There is still enormous untapped potential in using these methods, along with some interesting challenges. In aggregate, these efforts are a great step toward the foundation for the second tier in our vision. They can assist on-call engineers, enable junior engineers to be much more effective in handling more incidents, reduce the time to mitigation, and, finally, give room for the most expert engineers to work on the third tier, focusing on complex, atypical, and novel incidents.
Tier 3: Air-gapped clouds
We now turn to an example where the separation between the second and third tiers could enable significantly simplified operations. Air-gapped datacenters, characterized by their isolated nature and restricted access, provide a secure environment for managing sensitive data while prioritizing privacy. In such datacenters, direct access is limited and highly controlled, being operated locally by authorized employees, ensuring that data is handled with utmost care and confidentiality. However, this level of isolation also presents unique challenges when it comes to managing the day-to-day operations and addressing potential issues, as Microsoft’s expert operators do not have physical or direct access to the infrastructure.
In such an environment, future tiered AIOps could improve operations, while maintaining the strict data and communication isolation requirements. The first tier would play a critical role by significantly reducing the occurrence of incidents through the implementation of automated operations. However, the second and third tiers would be equally vital. The second tier would empower local operators on-site to address most issues that the first tier cannot. Even with AI assistance, there would be instances requiring additional expertise beyond that which is available locally. Unfortunately, the experts in the third tier may not even have access to remote desktops, or to the results of queries or commands.
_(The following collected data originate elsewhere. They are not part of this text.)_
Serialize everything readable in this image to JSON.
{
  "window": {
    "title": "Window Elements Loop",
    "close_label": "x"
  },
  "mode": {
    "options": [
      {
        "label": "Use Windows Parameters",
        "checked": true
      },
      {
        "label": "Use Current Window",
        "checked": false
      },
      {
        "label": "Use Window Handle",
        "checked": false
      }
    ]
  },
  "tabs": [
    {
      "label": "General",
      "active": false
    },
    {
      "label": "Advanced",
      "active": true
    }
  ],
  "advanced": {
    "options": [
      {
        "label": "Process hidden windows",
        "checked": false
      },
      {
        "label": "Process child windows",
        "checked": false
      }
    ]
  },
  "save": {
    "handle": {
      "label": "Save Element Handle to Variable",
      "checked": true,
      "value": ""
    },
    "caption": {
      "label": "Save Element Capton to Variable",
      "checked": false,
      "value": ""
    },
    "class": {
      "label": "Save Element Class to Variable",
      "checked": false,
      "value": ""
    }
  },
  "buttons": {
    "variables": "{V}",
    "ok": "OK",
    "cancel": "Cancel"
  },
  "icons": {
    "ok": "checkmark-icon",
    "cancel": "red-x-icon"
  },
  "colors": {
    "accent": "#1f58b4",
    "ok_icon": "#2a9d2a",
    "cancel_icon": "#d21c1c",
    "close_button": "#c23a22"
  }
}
LLMs would serve a crucial role here, as they could become an ideal intermediary between tiers 2 and 3, sharing high-level descriptions of problems without sending sensitive information.
In an interactive session (Figure 4), an LLM with access to the air-gapped datacenter systems could summarize and sanitize the problem description in natural language (①). A remote expert in Tier 3 would then formulate hypotheses and send high-level instructions in natural language for more investigation or for mitigation (②). The LLM could use the high-level instructions to form a specialized plan. For example, it could query devices with a knowledge of the datacenter topology that the expert does not have; interpret, summarize, and sanitize the results (with or without the help of the generalist, on-site operators) (③); and send the interpretation of the results back to the experts, again in natural language (④). Depending on the problem, this cycle could repeat until the problem is solved (⑤). Crucially, while the operators at the air-gapped cloud would be in the loop, they wouldn’t need deep expertise in all systems to perform the required actions and interpret the results.
Cloud platform operators have seen massive, continuous growth in scale. To remain competitive and viable, we must decouple the scaling of human support operations from this growth. AI offers great hope in increasing automation of platform management, but because of constant change in the systems, environment, and demands, there will likely always be decisions and incidents requiring expert human input. In this post, we described our vision of Tiered AIOps as the way to enable and achieve this decoupling and maximize the effectiveness of both AI tools and human expertise.